On Sat, Jul 13, 2024 at 07:46:20AM GMT, syzbot wrote:
> Hello,
>
> syzbot found the following issue on:
>
> HEAD commit: 82d01fe6ee52 Add linux-next specific files for 20240709
> git tree: linux-next
> console output: https://syzkaller.appspot.com/x/log.txt?x=15ecf3b9980000
> kernel config: https://syzkaller.appspot.com/x/.config?x=95a20e7acf357998
> dashboard link: https://syzkaller.appspot.com/bug?extid=2009b142f47c1e8fe762
...
> ============================================
> WARNING: possible recursive locking detected
> 6.10.0-rc7-next-20240709-syzkaller #0 Not tainted
> --------------------------------------------
> swapper/0/1 is trying to acquire lock:
> ffffffff8e1d19f0 (cpu_hotplug_lock){++++}-{0:0}, at: apply_wqattrs_lock kernel/workqueue.c:5134 [inline]

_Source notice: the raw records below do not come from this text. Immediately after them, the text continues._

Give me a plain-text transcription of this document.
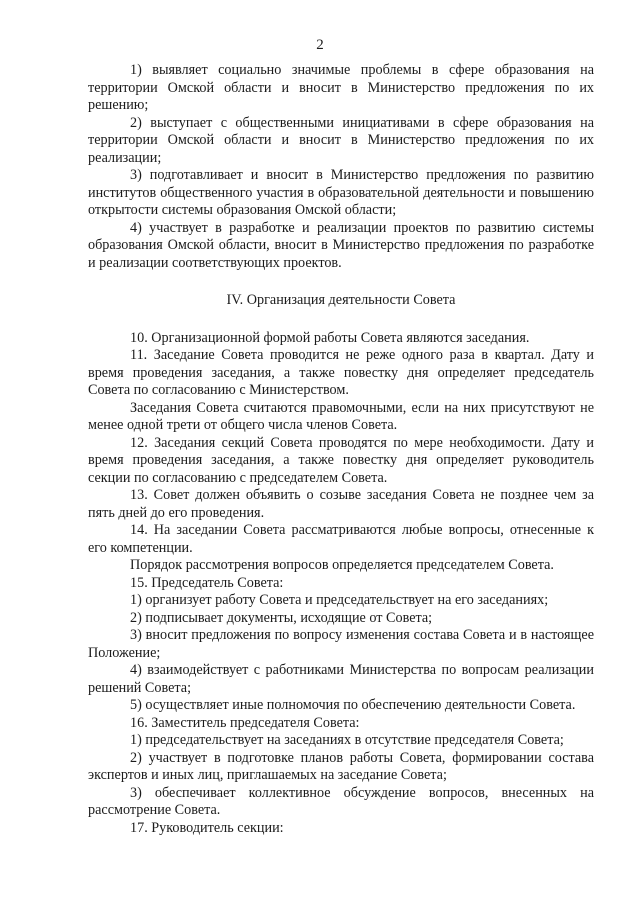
2

1) выявляет социально значимые проблемы в сфере образования на территории Омской области и вносит в Министерство предложения по их решению;

2) выступает с общественными инициативами в сфере образования на территории Омской области и вносит в Министерство предложения по их реализации;

3) подготавливает и вносит в Министерство предложения по развитию институтов общественного участия в образовательной деятельности и повышению открытости системы образования Омской области;

4) участвует в разработке и реализации проектов по развитию системы образования Омской области, вносит в Министерство предложения по разработке и реализации соответствующих проектов.

IV. Организация деятельности Совета

10. Организационной формой работы Совета являются заседания.

11. Заседание Совета проводится не реже одного раза в квартал. Дату и время проведения заседания, а также повестку дня определяет председатель Совета по согласованию с Министерством.

Заседания Совета считаются правомочными, если на них присутствуют не менее одной трети от общего числа членов Совета.

12. Заседания секций Совета проводятся по мере необходимости. Дату и время проведения заседания, а также повестку дня определяет руководитель секции по согласованию с председателем Совета.

13. Совет должен объявить о созыве заседания Совета не позднее чем за пять дней до его проведения.

14. На заседании Совета рассматриваются любые вопросы, отнесенные к его компетенции.

Порядок рассмотрения вопросов определяется председателем Совета.

15. Председатель Совета:

1) организует работу Совета и председательствует на его заседаниях;

2) подписывает документы, исходящие от Совета;

3) вносит предложения по вопросу изменения состава Совета и в настоящее Положение;

4) взаимодействует с работниками Министерства по вопросам реализации решений Совета;

5) осуществляет иные полномочия по обеспечению деятельности Совета.

16. Заместитель председателя Совета:

1) председательствует на заседаниях в отсутствие председателя Совета;

2) участвует в подготовке планов работы Совета, формировании состава экспертов и иных лиц, приглашаемых на заседание Совета;

3) обеспечивает коллективное обсуждение вопросов, внесенных на рассмотрение Совета.

17. Руководитель секции:
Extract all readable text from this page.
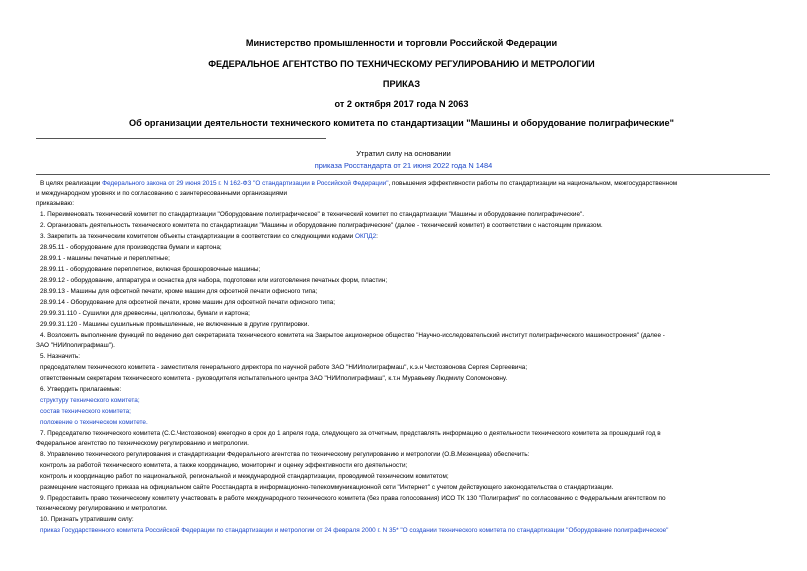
Министерство промышленности и торговли Российской Федерации
ФЕДЕРАЛЬНОЕ АГЕНТСТВО ПО ТЕХНИЧЕСКОМУ РЕГУЛИРОВАНИЮ И МЕТРОЛОГИИ
ПРИКАЗ
от 2 октября 2017 года N 2063
Об организации деятельности технического комитета по стандартизации "Машины и оборудование полиграфические"
Утратил силу на основании
приказа Росстандарта от 21 июня 2022 года N 1484
В целях реализации Федерального закона от 29 июня 2015 г. N 162-ФЗ "О стандартизации в Российской Федерации", повышения эффективности работы по стандартизации на национальном, межгосударственном
и международном уровнях и по согласованию с заинтересованными организациями
приказываю:
1. Переименовать технический комитет по стандартизации "Оборудование полиграфическое" в технический комитет по стандартизации "Машины и оборудование полиграфические".
2. Организовать деятельность технического комитета по стандартизации "Машины и оборудование полиграфические" (далее - технический комитет) в соответствии с настоящим приказом.
3. Закрепить за техническим комитетом объекты стандартизации в соответствии со следующими кодами ОКПД2:
28.95.11 - оборудование для производства бумаги и картона;
28.99.1 - машины печатные и переплетные;
28.99.11 - оборудование переплетное, включая брошюровочные машины;
28.99.12 - оборудование, аппаратура и оснастка для набора, подготовки или изготовления печатных форм, пластин;
28.99.13 - Машины для офсетной печати, кроме машин для офсетной печати офисного типа;
28.99.14 - Оборудование для офсетной печати, кроме машин для офсетной печати офисного типа;
29.99.31.110 - Сушилки для древесины, целлюлозы, бумаги и картона;
29.99.31.120 - Машины сушильные промышленные, не включенные в другие группировки.
4. Возложить выполнение функций по ведению дел секретариата технического комитета на Закрытое акционерное общество "Научно-исследовательский институт полиграфического машиностроения" (далее -
ЗАО "НИИполиграфмаш").
5. Назначить:
председателем технического комитета - заместителя генерального директора по научной работе ЗАО "НИИполиграфмаш", к.э.н Чистозвонова Сергея Сергеевича;
ответственным секретарем технического комитета - руководителя испытательного центра ЗАО "НИИполиграфмаш", к.т.н Муравьеву Людмилу Соломоновну.
6. Утвердить прилагаемые:
структуру технического комитета;
состав технического комитета;
положение о техническом комитете.
7. Председателю технического комитета (С.С.Чистозвонов) ежегодно в срок до 1 апреля года, следующего за отчетным, представлять информацию о деятельности технического комитета за прошедший год в
Федеральное агентство по техническому регулированию и метрологии.
8. Управлению технического регулирования и стандартизации Федерального агентства по техническому регулированию и метрологии (О.В.Мезенцева) обеспечить:
контроль за работой технического комитета, а также координацию, мониторинг и оценку эффективности его деятельности;
контроль и координацию работ по национальной, региональной и международной стандартизации, проводимой техническим комитетом;
размещение настоящего приказа на официальном сайте Росстандарта в информационно-телекоммуникационной сети "Интернет" с учетом действующего законодательства о стандартизации.
9. Предоставить право техническому комитету участвовать в работе международного технического комитета (без права голосования) ИСО ТК 130 "Полиграфия" по согласованию с Федеральным агентством по
техническому регулированию и метрологии.
10. Признать утратившим силу:
приказ Государственного комитета Российской Федерации по стандартизации и метрологии от 24 февраля 2000 г. N 35* "О создании технического комитета по стандартизации "Оборудование полиграфическое"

> ffffffff8e1d19f0 (cpu_hotplug_lock){++++}-{0:0}, at: alloc_workqueue+0xb99/0x1ff0 kernel/workqueue.c:5719
>
> but task is already holding lock:
> ffffffff8e1d19f0 (cpu_hotplug_lock){++++}-{0:0}, at: padata_alloc+0xaa/0x370 kernel/padata.c:1005
...
> stack backtrace:
> CPU: 1 UID: 0 PID: 1 Comm: swapper/0 Not tainted 6.10.0-rc7-next-20240709-syzkaller #0
> Hardware name: Google Google Compute Engine/Google Compute Engine, BIOS Google 06/07/2024
> Call Trace:
> <TASK>
> __dump_stack lib/dump_stack.c:94 [inline]
> dump_stack_lvl+0x241/0x360 lib/dump_stack.c:120
> print_deadlock_bug+0x483/0x620 kernel/locking/lockdep.c:3034
> check_deadlock kernel/locking/lockdep.c:3086 [inline]

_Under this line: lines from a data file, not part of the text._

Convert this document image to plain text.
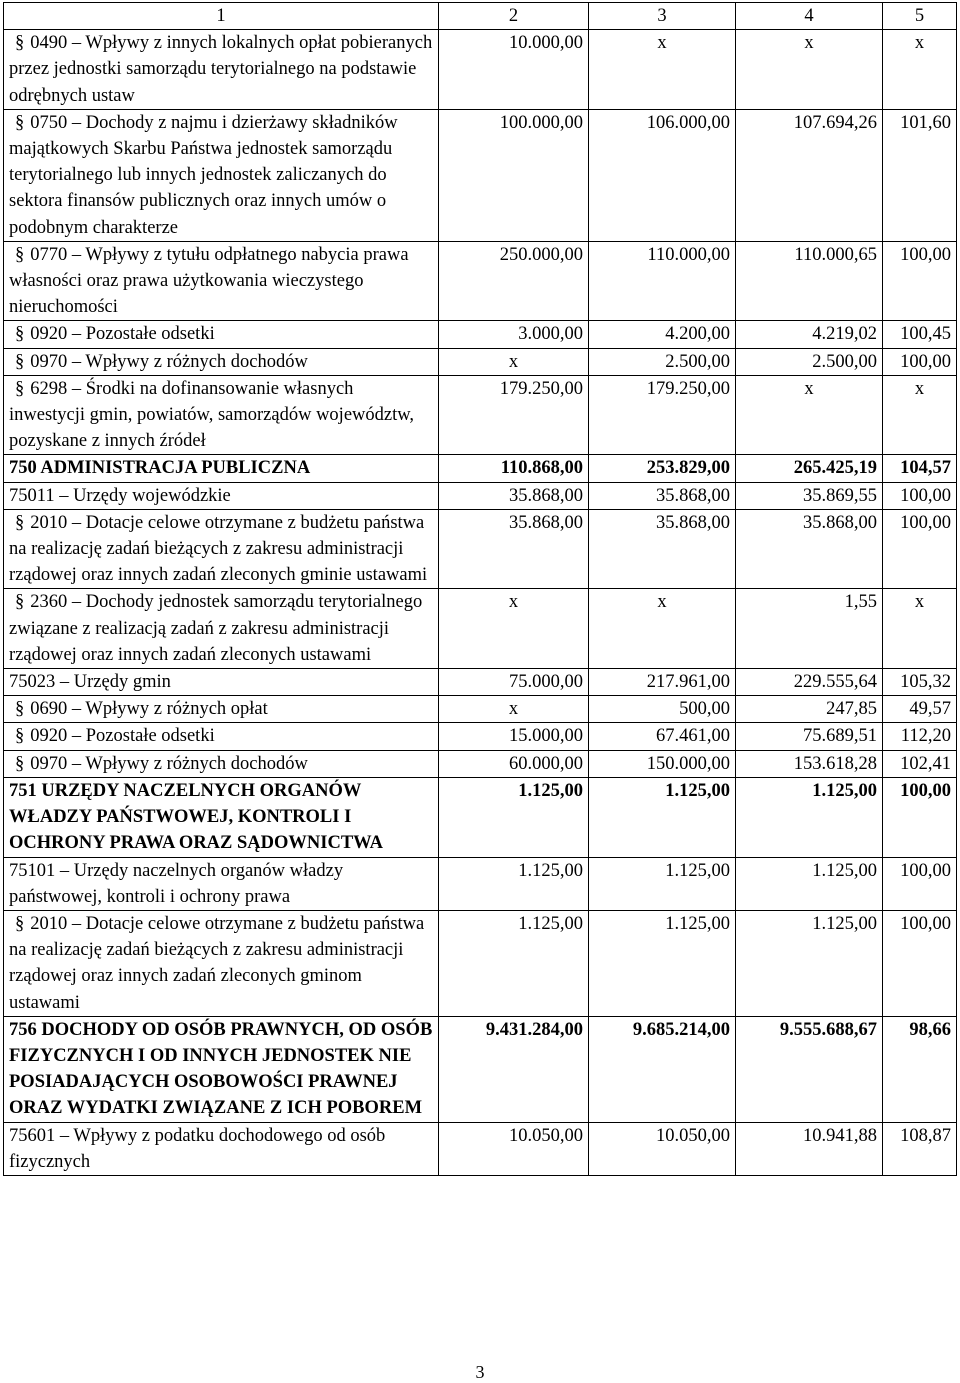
1	2	3	4	5
§ 0490 – Wpływy z innych lokalnych opłat pobieranych przez jednostki samorządu terytorialnego na podstawie odrębnych ustaw	10.000,00	x	x	x
§ 0750 – Dochody z najmu i dzierżawy składników majątkowych Skarbu Państwa jednostek samorządu terytorialnego lub innych jednostek zaliczanych do sektora finansów publicznych oraz innych umów o podobnym charakterze	100.000,00	106.000,00	107.694,26	101,60
§ 0770 – Wpływy z tytułu odpłatnego nabycia prawa własności oraz prawa użytkowania wieczystego nieruchomości	250.000,00	110.000,00	110.000,65	100,00
§ 0920 – Pozostałe odsetki	3.000,00	4.200,00	4.219,02	100,45
§ 0970 – Wpływy z różnych dochodów	x	2.500,00	2.500,00	100,00
§ 6298 – Środki na dofinansowanie własnych inwestycji gmin, powiatów, samorządów województw, pozyskane z innych źródeł	179.250,00	179.250,00	x	x
750 ADMINISTRACJA PUBLICZNA	110.868,00	253.829,00	265.425,19	104,57
75011 – Urzędy wojewódzkie	35.868,00	35.868,00	35.869,55	100,00
§ 2010 – Dotacje celowe otrzymane z budżetu państwa na realizację zadań bieżących z zakresu administracji rządowej oraz innych zadań zleconych gminie ustawami	35.868,00	35.868,00	35.868,00	100,00
§ 2360 – Dochody jednostek samorządu terytorialnego związane z realizacją zadań z zakresu administracji rządowej oraz innych zadań zleconych ustawami	x	x	1,55	x
75023 – Urzędy gmin	75.000,00	217.961,00	229.555,64	105,32
§ 0690 – Wpływy z różnych opłat	x	500,00	247,85	49,57
§ 0920 – Pozostałe odsetki	15.000,00	67.461,00	75.689,51	112,20
§ 0970 – Wpływy z różnych dochodów	60.000,00	150.000,00	153.618,28	102,41
751 URZĘDY NACZELNYCH ORGANÓW WŁADZY PAŃSTWOWEJ, KONTROLI I OCHRONY PRAWA ORAZ SĄDOWNICTWA	1.125,00	1.125,00	1.125,00	100,00
75101 – Urzędy naczelnych organów władzy państwowej, kontroli i ochrony prawa	1.125,00	1.125,00	1.125,00	100,00
§ 2010 – Dotacje celowe otrzymane z budżetu państwa na realizację zadań bieżących z zakresu administracji rządowej oraz innych zadań zleconych gminom ustawami	1.125,00	1.125,00	1.125,00	100,00
756 DOCHODY OD OSÓB PRAWNYCH, OD OSÓB FIZYCZNYCH I OD INNYCH JEDNOSTEK NIE POSIADAJĄCYCH OSOBOWOŚCI PRAWNEJ ORAZ WYDATKI ZWIĄZANE Z ICH POBOREM	9.431.284,00	9.685.214,00	9.555.688,67	98,66
75601 – Wpływy z podatku dochodowego od osób fizycznych	10.050,00	10.050,00	10.941,88	108,87
3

> validate_chain+0x15e2/0x5920 kernel/locking/lockdep.c:3888
> __lock_acquire+0x1359/0x2000 kernel/locking/lockdep.c:5193
> lock_acquire+0x1ed/0x550 kernel/locking/lockdep.c:5816
> percpu_down_read include/linux/percpu-rwsem.h:51 [inline]

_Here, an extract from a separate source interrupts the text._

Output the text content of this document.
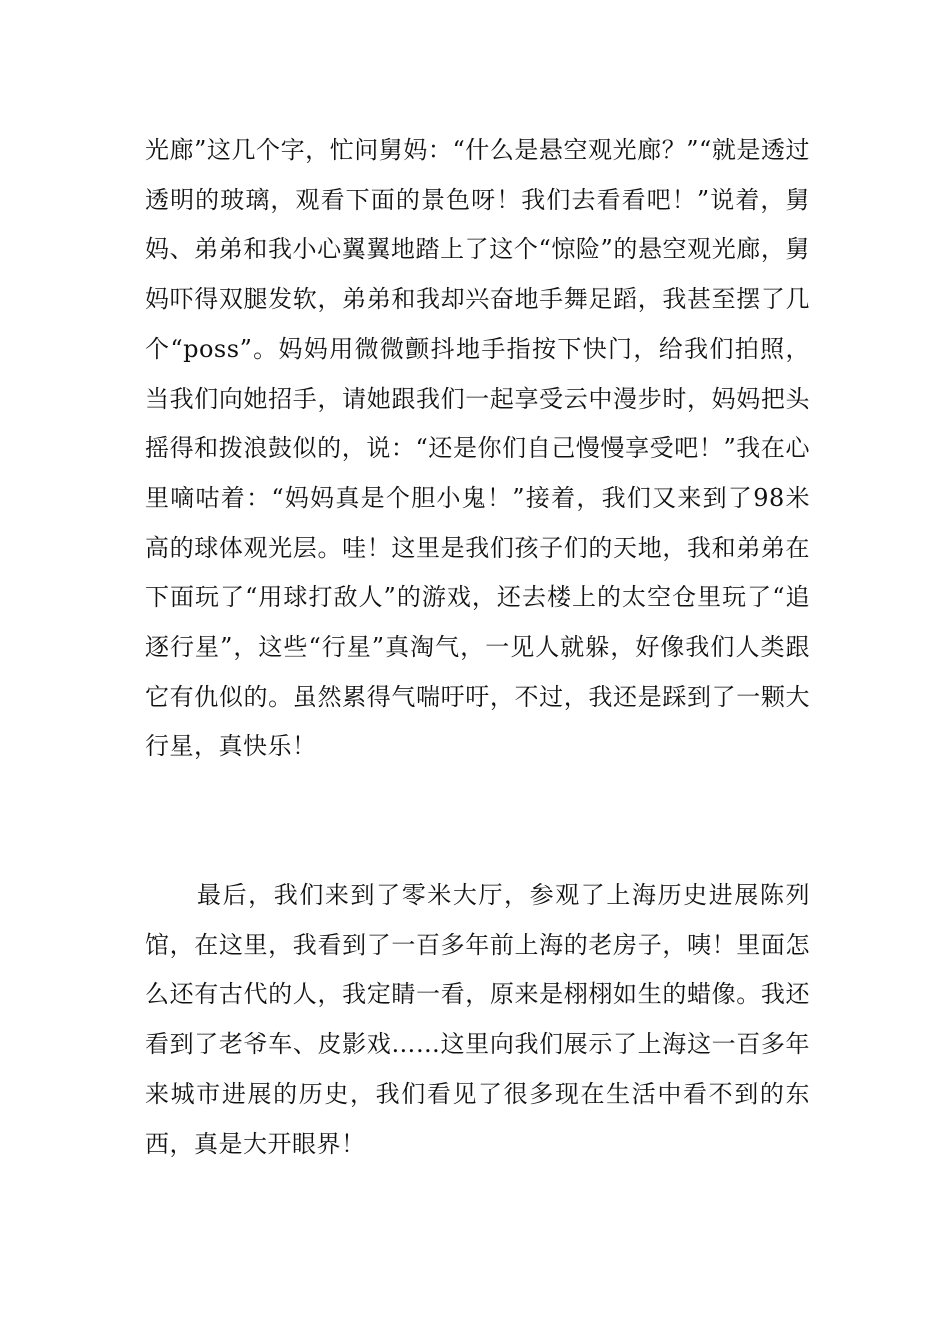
光廊”这几个字，忙问舅妈：“什么是悬空观光廊？”“就是透过透明的玻璃，观看下面的景色呀！我们去看看吧！”说着，舅妈、弟弟和我小心翼翼地踏上了这个“惊险”的悬空观光廊，舅妈吓得双腿发软，弟弟和我却兴奋地手舞足蹈，我甚至摆了几个“poss”。妈妈用微微颤抖地手指按下快门，给我们拍照，当我们向她招手，请她跟我们一起享受云中漫步时，妈妈把头摇得和拨浪鼓似的，说：“还是你们自己慢慢享受吧！”我在心里嘀咕着：“妈妈真是个胆小鬼！”接着，我们又来到了98米高的球体观光层。哇！这里是我们孩子们的天地，我和弟弟在下面玩了“用球打敌人”的游戏，还去楼上的太空仓里玩了“追逐行星”，这些“行星”真淘气，一见人就躲，好像我们人类跟它有仇似的。虽然累得气喘吁吁，不过，我还是踩到了一颗大行星，真快乐！

最后，我们来到了零米大厅，参观了上海历史进展陈列馆，在这里，我看到了一百多年前上海的老房子，咦！里面怎么还有古代的人，我定睛一看，原来是栩栩如生的蜡像。我还看到了老爷车、皮影戏……这里向我们展示了上海这一百多年来城市进展的历史，我们看见了很多现在生活中看不到的东西，真是大开眼界！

> cpus_read_lock+0x42/0x150 kernel/cpu.c:490
> apply_wqattrs_lock kernel/workqueue.c:5134 [inline]
> alloc_workqueue+0xb99/0x1ff0 kernel/workqueue.c:5719
> padata_alloc+0xc3/0x370 kernel/padata.c:1007
> pcrypt_init_padata+0x27/0x100 crypto/pcrypt.c:327
> pcrypt_init+0x65/0xe0 crypto/pcrypt.c:352

This isn't an issue anymore.

A workqueue change in the above next tree did cause this deadlock, but
it was reported at

https://lore.kernel.org/all/CAJhGHyC=5FC1uFt0xzMwk42m=zm-_d9-OxoC4BQmSREAbAQrog@xxxxxxxxxxxxxx/

and workqueue used different locking to avoid it.